The strongest of the work in this exhibition is present within the large work Untitled, which contains a large, rectangular structure built out of quick, frenetic marks of various shades of grey, soft pink, and yellow green across a pale-yellow background. This painting has some of the slightest contrast in the larger works and demonstrates the artist’s precise control over color and mark making. The result is a self-contained entity of soft visual static that hums and elevates itself from its background, and whose marks feel both simultaneously consistent and chaotic, working for and against structure.

 

 

Finding the Edge is an excellent example of the search for what painting is essentially all about:  finding the correct combination of marks.
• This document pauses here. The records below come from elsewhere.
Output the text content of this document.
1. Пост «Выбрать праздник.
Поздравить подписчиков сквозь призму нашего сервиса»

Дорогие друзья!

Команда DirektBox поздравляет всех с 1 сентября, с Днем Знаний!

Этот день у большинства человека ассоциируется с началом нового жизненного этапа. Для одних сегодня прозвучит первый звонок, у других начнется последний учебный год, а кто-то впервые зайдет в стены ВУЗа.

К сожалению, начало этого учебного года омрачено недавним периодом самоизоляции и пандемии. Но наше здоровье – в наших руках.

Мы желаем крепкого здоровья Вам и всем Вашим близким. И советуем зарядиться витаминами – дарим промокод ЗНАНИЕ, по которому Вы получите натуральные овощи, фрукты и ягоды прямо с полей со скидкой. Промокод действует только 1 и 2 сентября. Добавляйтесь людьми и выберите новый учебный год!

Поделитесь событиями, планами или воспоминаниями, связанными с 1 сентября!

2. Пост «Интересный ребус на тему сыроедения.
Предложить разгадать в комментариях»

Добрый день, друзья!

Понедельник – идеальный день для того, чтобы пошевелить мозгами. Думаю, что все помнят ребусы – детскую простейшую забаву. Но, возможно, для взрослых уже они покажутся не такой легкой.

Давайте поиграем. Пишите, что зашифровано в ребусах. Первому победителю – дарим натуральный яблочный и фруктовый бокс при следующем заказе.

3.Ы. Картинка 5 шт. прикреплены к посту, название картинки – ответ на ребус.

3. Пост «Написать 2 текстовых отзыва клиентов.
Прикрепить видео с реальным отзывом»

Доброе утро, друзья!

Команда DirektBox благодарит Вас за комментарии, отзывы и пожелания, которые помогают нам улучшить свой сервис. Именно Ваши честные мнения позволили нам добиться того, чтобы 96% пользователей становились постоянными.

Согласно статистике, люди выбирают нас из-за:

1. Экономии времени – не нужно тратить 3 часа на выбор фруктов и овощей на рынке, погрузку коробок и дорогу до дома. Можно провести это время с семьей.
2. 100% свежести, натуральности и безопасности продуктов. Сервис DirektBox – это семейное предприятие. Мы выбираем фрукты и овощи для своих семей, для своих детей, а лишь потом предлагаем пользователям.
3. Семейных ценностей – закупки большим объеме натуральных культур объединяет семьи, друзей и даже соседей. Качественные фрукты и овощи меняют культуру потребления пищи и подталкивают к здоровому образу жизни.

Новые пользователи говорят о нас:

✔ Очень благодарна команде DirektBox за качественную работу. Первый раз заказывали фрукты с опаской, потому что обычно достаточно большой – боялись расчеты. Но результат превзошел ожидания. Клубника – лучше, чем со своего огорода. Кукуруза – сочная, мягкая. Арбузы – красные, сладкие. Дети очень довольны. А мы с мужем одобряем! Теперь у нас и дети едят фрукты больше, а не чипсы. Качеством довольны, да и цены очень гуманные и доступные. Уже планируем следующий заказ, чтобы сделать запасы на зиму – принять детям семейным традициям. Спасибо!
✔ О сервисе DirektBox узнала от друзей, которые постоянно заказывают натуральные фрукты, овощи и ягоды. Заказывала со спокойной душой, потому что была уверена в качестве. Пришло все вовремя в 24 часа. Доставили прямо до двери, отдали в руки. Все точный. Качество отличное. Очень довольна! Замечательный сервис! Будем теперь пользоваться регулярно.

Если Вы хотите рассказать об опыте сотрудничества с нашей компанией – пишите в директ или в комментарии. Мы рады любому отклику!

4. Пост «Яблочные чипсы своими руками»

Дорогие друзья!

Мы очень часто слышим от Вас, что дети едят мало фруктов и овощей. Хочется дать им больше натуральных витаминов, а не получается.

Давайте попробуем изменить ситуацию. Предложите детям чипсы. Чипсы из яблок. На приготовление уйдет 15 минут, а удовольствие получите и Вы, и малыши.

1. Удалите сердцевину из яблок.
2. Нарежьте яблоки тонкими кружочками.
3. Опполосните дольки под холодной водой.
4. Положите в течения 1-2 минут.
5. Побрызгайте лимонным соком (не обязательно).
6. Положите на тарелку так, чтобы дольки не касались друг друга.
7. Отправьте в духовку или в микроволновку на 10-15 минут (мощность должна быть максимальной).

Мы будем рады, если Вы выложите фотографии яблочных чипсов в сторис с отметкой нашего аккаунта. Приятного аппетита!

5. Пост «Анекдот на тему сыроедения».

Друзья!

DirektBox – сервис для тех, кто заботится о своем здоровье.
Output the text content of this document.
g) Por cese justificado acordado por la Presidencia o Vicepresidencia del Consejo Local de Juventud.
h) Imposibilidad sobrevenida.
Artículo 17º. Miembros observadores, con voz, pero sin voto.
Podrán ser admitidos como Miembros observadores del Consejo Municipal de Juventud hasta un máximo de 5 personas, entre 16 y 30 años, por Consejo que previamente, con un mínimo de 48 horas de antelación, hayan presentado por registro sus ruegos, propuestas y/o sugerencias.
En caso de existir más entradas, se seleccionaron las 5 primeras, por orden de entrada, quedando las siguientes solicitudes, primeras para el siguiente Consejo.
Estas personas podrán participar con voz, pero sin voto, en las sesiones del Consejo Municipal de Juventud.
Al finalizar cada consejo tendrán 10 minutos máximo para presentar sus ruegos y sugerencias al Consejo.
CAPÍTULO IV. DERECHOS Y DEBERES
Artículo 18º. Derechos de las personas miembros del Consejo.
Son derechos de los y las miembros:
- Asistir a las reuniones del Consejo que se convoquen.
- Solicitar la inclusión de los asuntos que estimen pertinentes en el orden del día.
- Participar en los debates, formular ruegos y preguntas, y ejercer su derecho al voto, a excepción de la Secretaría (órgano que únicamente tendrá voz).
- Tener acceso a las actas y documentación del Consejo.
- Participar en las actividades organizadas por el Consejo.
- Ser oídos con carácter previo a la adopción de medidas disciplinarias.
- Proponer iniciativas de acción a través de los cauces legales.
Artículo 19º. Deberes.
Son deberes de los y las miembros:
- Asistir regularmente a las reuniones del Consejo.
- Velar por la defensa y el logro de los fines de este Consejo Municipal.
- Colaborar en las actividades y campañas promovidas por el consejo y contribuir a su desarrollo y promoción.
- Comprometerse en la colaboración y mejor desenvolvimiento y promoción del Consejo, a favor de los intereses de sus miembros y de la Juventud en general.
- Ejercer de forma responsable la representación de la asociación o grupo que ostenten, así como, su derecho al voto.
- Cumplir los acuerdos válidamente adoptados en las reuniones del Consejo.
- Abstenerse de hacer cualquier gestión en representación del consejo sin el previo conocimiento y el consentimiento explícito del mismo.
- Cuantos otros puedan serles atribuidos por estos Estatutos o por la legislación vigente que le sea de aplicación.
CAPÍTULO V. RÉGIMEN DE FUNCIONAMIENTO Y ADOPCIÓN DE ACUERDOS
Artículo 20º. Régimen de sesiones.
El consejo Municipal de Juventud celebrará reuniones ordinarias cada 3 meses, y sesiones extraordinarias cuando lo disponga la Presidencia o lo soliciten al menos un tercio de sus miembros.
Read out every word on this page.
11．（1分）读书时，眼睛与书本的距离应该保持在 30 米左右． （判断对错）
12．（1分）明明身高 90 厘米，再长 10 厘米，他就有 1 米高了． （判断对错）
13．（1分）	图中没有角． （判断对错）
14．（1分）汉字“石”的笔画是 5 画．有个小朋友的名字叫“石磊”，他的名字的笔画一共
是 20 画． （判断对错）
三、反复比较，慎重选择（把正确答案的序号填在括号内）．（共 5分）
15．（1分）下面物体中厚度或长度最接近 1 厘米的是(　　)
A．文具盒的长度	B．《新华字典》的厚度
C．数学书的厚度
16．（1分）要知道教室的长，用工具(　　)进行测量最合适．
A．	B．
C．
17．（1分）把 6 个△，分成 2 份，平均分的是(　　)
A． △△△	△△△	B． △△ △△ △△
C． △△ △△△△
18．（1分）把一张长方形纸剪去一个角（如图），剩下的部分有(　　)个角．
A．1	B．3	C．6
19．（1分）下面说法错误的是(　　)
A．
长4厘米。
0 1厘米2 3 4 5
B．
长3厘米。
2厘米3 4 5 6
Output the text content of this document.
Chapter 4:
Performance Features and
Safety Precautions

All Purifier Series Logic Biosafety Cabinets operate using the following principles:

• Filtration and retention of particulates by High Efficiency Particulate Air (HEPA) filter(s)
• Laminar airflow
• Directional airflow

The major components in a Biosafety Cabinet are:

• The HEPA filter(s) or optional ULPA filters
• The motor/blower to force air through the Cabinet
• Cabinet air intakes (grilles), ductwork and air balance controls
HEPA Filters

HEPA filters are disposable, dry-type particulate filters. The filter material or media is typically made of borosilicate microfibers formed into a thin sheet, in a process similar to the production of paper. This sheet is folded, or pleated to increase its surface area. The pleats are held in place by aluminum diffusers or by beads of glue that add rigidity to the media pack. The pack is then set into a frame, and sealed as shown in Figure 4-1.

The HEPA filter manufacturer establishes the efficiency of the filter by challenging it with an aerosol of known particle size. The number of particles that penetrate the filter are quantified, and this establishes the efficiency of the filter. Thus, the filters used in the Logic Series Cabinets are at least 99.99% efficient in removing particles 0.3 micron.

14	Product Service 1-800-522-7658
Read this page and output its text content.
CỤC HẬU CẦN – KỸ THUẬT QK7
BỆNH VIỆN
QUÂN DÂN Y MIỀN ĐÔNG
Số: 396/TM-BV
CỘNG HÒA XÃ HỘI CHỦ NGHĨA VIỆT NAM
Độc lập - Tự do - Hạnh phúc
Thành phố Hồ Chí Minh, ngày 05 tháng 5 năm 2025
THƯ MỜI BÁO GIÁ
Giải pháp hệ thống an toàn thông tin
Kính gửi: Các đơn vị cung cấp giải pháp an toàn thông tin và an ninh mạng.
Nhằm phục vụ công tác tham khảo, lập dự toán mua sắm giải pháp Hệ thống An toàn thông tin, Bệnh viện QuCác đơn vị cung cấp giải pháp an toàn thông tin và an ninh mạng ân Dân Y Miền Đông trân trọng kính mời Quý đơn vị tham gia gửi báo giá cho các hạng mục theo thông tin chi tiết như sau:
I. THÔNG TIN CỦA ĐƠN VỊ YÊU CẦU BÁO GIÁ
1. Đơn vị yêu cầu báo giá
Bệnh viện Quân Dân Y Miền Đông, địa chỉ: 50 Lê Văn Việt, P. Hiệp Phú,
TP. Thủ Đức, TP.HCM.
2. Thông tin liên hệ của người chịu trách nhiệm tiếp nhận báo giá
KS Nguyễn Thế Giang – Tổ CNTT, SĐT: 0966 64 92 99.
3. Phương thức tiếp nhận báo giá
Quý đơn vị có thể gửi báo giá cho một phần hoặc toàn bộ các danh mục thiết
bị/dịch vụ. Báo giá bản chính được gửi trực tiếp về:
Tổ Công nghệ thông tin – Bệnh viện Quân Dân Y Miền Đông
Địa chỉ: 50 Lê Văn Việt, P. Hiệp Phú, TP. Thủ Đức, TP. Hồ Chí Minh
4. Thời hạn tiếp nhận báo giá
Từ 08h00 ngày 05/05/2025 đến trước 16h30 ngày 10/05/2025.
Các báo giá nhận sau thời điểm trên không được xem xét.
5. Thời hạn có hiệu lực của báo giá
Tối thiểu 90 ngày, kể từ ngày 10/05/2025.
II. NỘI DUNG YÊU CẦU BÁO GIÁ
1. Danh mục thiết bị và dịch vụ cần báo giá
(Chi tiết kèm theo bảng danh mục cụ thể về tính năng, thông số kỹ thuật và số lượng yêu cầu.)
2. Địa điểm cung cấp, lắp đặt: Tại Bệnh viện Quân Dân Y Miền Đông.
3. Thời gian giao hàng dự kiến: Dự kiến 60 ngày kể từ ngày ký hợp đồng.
For Laurel Sucsy, the strongest points of this search lie in the bold, unapologetic usage of shapes that confront the edges of the picture plane, brushwork that challenges the notion of what a beautiful or appealing mark is, and color that subtly shifts from amplified to tonally rich. Regardless of the size of these paintings, all of Sucsy’s works hold equal attention to their surfaces, never compromising their use of texture, color, or composition.

 

 

Clay Palmer is an MFA candidate in Painting at the University of Memphis. He received his BFA from the University of Tennessee at Martin in 2017.